Только тогда следователь взглянул на мой живот, а я сделала вид, что мне тяжело. Он даже не позволил мне выпить стакан воды, как будто создавал ощущение допроса с пристрастием. Жажда, нетерпение и желание скорее закончить заставляли меня говорить даже то, что не требовалось. Я не могла дождаться, когда выберусь отсюда.
– Ваш муж хотел детей?
– Конечно. Он отчаянно хотел ребенка…
Когда вопросы коснулись наших с мужем отношений, я утратила уверенность в ответах.
– Прошу прощения.
– В чем дело?
– Врач, с которым муж собирался встретиться в тот день…
Следователь с интересом посмотрел на меня.
– Должно быть, тут не обошлось без откатов. Муж не умеет ловить рыбу. В тот день он собирался с врачом на ночную рыбалку, чтобы обсудить профессиональные вопросы.
Следователь слегка кивнул, подтверждая свои догадки.
– Но Ким Юнбом… Значит, вы не знаете, что его уволили с работы?
Эта новость была для меня полной неожиданностью. До вчерашнего дня муж каждое утро надевал костюм и уходил на работу.
– Его уволили?
– Ах, вы не в курсе? Это произошло около месяца назад.
Мне казалось, что этот следователь, который впервые увидел мужа уже мертвым, знает о нем больше меня.
Муж лгал мне. Он продолжал оплачивать счета, как будто недавно получил зарплату. В гостиной до сих пор стояли коробки с лекарствами, которые нужно было вернуть обратно компании после возврата денег.
– У него были проблемы на работе?
– Даже не знаю.
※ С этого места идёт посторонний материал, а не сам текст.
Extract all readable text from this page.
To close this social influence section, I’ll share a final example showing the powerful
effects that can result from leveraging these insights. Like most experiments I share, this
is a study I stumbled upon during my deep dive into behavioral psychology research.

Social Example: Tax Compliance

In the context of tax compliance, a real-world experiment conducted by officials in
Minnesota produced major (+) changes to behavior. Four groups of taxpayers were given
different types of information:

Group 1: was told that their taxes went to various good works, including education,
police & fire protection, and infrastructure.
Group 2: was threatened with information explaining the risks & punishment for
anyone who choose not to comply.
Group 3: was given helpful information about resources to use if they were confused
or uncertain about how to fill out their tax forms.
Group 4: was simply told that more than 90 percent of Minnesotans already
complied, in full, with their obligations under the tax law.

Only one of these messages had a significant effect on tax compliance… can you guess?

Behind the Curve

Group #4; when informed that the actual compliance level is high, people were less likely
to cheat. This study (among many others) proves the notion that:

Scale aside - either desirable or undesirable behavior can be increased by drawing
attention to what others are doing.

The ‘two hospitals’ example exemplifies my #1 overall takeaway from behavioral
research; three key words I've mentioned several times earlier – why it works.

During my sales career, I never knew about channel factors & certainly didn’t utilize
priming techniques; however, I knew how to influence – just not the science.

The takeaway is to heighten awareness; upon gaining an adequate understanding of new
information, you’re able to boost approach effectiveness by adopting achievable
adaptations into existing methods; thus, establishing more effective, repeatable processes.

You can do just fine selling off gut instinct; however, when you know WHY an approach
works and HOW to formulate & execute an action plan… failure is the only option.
Муж часто жаловался, что ему сложно общаться с врачами. Он не пил алкоголь, но все равно ходил на застолья и даже убирал за пьяными.
– Вчера тоже говорил, что ему тяжело?
– Нет. Вчера он говорил только о ребенке в моем животе, о том, каким хотел бы видеть его. Что-то в этом роде…
У меня разболелась голова, началось головокружение. Я издала тихий стон.
– Может, сделаем перерыв?
– Давайте продолжим в другой раз? Я немного устала.
Казалось, следователь, внимательно следил за каждым моим словом и движением.
– Как скажете.
Юн Чхангын кивнул офицеру за своей спиной, и тот открыл дверь душной бетонной комнаты.
– Но… – когда я поднялась, следователь окликнул меня. – Вы не спросили, как умер ваш муж.
На мгновение показалось, что я вот-вот рухну обратно на стул.
– Мне сказали, что его машина упала в водохранилище и нужно еще провести расследование.
– Да, это так. Мы будем держать родственников погибшего в курсе.
Выходя из комнаты, я почувствовала на себе взгляд следователя, который старался не упустить из виду даже мою удаляющуюся фигуру. Я подумала, что на этом этапе каждый может быть подозреваемым, и восприняла этот взгляд как должное.
Когда я вышла из полицейского участка, солнце уже садилось. Было ощущение, что меня допрашивали с пристрастием, а не просто брали показания. В жизни не всегда все идет по плану. Ведь мир редко бывает на стороне аутсайдеров. При первом признаке слабости окружающие, подобно диким зверям, готовы наброситься и растерзать тебя. Мне нужно проявлять больше решимости и силы.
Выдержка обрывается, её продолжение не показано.